Performance Benefits

Cache hits can reduce latency to the millisecond level, cut LLM call costs by 60%-80%, and improve plan consistency.

4

Section 04

Core Innovation 2: Dynamic Model Selection

Task Complexity Evaluation

Evaluate from multiple dimensions: semantic complexity (length, number of concepts, reasoning depth), context dependency (external knowledge, cross-step state, long context), and output requirements (structured, accuracy/creativity, evaluation criteria).

Model Routing Strategy

Select models hierarchically based on task types: use GPT-3.5/Claude 3 Haiku for simple tasks, GPT-4o mini/Claude3 Sonnet for medium tasks, and GPT-4o/Claude3 Opus for complex tasks; adjust based on latency budget, cost constraints, and quality feedback.

Cascaded Reasoning

Lightweight models are tried first; if confidence is insufficient, upgrade to a higher model to balance quality and cost.

5

Section 05

Core Innovation 3: Semantic Memory

Memory Architecture

  • Working Memory: Stores the context of the current task; cleared/archived after the task ends.
  • Episodic Memory: Stores historical task execution records and supports semantic retrieval.
  • Semantic Memory: Extracts general knowledge (standard processes, best practices, etc.) from episodic memory.

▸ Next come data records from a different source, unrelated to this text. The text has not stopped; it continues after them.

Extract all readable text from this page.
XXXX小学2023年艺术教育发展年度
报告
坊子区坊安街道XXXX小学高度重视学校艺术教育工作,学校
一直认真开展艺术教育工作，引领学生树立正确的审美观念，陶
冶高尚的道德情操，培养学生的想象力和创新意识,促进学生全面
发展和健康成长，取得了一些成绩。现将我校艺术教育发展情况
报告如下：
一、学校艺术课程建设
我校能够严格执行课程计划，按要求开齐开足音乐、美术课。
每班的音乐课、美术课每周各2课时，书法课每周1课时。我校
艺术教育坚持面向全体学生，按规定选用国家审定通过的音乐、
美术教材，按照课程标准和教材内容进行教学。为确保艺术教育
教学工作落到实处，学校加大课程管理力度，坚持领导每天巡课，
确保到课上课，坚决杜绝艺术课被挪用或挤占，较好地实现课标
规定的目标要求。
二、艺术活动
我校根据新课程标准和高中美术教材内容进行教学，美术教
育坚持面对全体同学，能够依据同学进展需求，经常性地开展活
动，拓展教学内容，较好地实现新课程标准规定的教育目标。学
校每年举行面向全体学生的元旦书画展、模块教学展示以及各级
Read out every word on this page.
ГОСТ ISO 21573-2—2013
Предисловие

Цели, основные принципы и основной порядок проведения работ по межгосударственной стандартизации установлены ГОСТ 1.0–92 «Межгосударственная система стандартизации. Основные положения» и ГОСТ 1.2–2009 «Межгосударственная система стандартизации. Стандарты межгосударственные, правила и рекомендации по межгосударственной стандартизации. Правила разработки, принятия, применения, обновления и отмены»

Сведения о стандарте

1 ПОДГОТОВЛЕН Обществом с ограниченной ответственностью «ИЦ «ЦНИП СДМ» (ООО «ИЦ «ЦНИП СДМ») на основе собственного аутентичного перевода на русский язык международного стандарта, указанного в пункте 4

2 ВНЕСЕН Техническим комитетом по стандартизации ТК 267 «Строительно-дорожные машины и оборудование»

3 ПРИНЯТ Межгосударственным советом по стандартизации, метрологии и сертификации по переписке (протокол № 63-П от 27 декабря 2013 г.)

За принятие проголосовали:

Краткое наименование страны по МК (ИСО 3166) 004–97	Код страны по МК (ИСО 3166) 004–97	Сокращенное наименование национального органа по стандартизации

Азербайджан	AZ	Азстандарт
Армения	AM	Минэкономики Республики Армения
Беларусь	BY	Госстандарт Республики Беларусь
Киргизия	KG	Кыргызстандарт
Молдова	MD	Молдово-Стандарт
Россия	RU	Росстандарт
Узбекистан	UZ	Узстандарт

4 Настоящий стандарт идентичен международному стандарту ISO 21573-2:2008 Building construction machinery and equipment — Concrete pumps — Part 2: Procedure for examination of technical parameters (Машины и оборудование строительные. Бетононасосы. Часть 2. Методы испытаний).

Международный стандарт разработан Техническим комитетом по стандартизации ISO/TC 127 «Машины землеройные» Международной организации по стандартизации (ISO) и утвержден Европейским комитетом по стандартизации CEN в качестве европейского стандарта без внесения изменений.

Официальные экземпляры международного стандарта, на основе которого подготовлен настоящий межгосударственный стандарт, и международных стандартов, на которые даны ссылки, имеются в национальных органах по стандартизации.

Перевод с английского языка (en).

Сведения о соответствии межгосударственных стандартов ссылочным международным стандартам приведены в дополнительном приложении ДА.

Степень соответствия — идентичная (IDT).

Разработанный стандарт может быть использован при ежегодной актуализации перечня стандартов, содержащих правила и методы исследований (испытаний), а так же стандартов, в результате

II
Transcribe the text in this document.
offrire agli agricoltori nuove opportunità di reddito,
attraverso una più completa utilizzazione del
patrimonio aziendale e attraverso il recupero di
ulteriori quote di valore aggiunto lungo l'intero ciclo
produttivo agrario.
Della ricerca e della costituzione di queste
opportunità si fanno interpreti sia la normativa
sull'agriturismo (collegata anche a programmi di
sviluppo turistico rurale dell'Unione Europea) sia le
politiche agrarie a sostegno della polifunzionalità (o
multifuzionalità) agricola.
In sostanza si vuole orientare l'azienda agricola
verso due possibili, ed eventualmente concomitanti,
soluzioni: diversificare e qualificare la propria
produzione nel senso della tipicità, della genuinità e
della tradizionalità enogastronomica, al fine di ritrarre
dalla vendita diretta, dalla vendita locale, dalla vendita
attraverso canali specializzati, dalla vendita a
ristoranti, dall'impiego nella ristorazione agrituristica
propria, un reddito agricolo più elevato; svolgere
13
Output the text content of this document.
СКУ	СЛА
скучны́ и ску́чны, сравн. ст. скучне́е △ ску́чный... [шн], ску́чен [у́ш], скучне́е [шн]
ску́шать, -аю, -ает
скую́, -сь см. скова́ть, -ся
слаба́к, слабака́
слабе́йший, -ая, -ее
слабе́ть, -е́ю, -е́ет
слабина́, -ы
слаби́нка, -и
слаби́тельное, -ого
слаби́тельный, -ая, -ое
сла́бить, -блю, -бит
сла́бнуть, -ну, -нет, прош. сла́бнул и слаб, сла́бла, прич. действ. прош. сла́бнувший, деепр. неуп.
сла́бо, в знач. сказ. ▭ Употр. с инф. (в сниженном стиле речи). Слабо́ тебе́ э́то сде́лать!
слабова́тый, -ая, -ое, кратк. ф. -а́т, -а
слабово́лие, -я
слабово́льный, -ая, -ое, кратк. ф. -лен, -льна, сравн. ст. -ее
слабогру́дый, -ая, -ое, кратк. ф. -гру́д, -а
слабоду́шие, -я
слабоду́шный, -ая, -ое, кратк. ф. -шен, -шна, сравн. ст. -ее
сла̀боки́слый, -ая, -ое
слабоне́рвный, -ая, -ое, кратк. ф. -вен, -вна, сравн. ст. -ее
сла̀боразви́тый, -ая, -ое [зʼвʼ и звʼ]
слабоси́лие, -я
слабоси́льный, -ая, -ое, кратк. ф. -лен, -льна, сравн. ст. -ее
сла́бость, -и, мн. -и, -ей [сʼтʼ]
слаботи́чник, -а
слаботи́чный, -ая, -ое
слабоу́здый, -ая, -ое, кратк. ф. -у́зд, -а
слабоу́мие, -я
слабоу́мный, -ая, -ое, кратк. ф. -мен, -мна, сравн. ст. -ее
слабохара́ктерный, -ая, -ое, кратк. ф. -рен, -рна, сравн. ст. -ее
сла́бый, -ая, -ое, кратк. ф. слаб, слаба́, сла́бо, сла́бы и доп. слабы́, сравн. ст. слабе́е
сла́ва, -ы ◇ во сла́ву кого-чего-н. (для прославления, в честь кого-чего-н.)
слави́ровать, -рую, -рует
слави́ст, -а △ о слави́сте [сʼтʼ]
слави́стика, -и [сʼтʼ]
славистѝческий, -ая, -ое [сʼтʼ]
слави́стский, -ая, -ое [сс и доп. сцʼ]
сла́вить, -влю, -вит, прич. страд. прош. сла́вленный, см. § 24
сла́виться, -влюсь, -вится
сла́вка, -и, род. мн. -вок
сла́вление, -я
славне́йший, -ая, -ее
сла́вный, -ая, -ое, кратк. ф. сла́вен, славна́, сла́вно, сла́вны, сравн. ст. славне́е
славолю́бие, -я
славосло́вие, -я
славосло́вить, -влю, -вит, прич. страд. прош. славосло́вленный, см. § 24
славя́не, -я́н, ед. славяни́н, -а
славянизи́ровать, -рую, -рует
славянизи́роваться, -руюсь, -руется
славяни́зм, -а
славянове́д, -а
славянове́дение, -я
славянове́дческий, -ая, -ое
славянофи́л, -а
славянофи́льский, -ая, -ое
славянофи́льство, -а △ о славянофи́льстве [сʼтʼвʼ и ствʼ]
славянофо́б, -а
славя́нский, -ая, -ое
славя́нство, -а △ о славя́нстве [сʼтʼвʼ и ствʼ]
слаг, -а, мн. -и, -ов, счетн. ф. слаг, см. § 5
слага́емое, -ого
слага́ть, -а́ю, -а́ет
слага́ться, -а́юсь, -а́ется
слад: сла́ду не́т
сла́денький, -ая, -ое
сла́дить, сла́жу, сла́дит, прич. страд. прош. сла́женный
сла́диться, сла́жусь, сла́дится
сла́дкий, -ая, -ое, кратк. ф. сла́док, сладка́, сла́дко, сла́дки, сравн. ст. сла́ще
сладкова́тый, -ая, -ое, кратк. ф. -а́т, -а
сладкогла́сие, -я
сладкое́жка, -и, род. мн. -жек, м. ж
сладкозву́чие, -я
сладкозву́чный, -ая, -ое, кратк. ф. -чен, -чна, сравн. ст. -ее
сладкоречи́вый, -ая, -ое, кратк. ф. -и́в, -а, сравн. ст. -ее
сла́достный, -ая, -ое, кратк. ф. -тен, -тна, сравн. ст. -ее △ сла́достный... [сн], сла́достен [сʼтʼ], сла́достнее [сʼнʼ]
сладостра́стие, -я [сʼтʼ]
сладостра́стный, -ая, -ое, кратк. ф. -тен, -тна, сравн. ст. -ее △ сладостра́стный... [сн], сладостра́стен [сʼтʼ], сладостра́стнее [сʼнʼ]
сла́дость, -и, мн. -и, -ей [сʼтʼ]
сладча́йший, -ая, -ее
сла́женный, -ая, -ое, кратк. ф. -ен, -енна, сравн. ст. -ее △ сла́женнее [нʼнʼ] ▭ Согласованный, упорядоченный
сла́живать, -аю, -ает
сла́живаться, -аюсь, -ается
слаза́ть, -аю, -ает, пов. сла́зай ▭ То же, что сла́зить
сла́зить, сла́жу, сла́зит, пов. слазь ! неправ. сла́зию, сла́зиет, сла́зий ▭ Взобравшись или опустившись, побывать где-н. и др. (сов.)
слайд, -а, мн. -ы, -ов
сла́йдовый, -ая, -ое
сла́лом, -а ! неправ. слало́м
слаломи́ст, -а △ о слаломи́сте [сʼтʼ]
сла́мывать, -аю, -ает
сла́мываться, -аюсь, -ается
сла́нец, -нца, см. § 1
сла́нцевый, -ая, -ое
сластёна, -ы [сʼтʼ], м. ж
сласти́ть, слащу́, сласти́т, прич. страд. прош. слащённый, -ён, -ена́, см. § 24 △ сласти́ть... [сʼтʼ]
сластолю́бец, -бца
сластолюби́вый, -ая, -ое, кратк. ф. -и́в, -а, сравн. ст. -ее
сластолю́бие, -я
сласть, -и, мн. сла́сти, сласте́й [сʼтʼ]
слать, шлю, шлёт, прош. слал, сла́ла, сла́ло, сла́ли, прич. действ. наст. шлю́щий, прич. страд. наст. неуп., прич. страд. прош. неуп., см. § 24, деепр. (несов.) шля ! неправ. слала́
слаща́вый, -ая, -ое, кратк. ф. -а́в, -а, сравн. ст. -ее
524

Memory Acquisition and Utilization

For new tasks, retrieve similar experiences and apply general knowledge to generate an initial plan; update working memory during execution; archive to long-term memory after completion to achieve 'getting smarter with use'.

6

Section 06

System Architecture and Implementation Key Points

The framework includes four major components:

  • Plan Generator: Parameterizes and instantiates plans when the cache is hit; calls LLM to generate when not hit.
  • Execution Engine: Orchestrates tool calls, tracks status, and handles exceptions.
  • Memory Manager: Implements semantic retrieval and memory maintenance based on vector databases.
  • Model Router: Selects the appropriate LLM based on task characteristics and supports multiple backends.
7

Section 07

Application Scenarios and Deployment Recommendations

Agentic Plan Caching is suitable for the following scenarios:

  • High-frequency repetitive tasks (customer service Q&A, report generation, etc.);
  • Multi-agent collaboration systems;
  • Cost-sensitive applications (B-end products);
  • Real-time interaction scenarios (chatbots, intelligent assistants).
8

Section 08

Conclusion: Important Direction for LLM Agent Engineering

Agentic Plan Caching represents the direction of engineering optimization for LLM Agents, balancing intelligence levels and cost efficiency. As LLM applications move toward production, semantic caching, dynamic model selection, and semantic memory are key technical points that developers need to study in depth.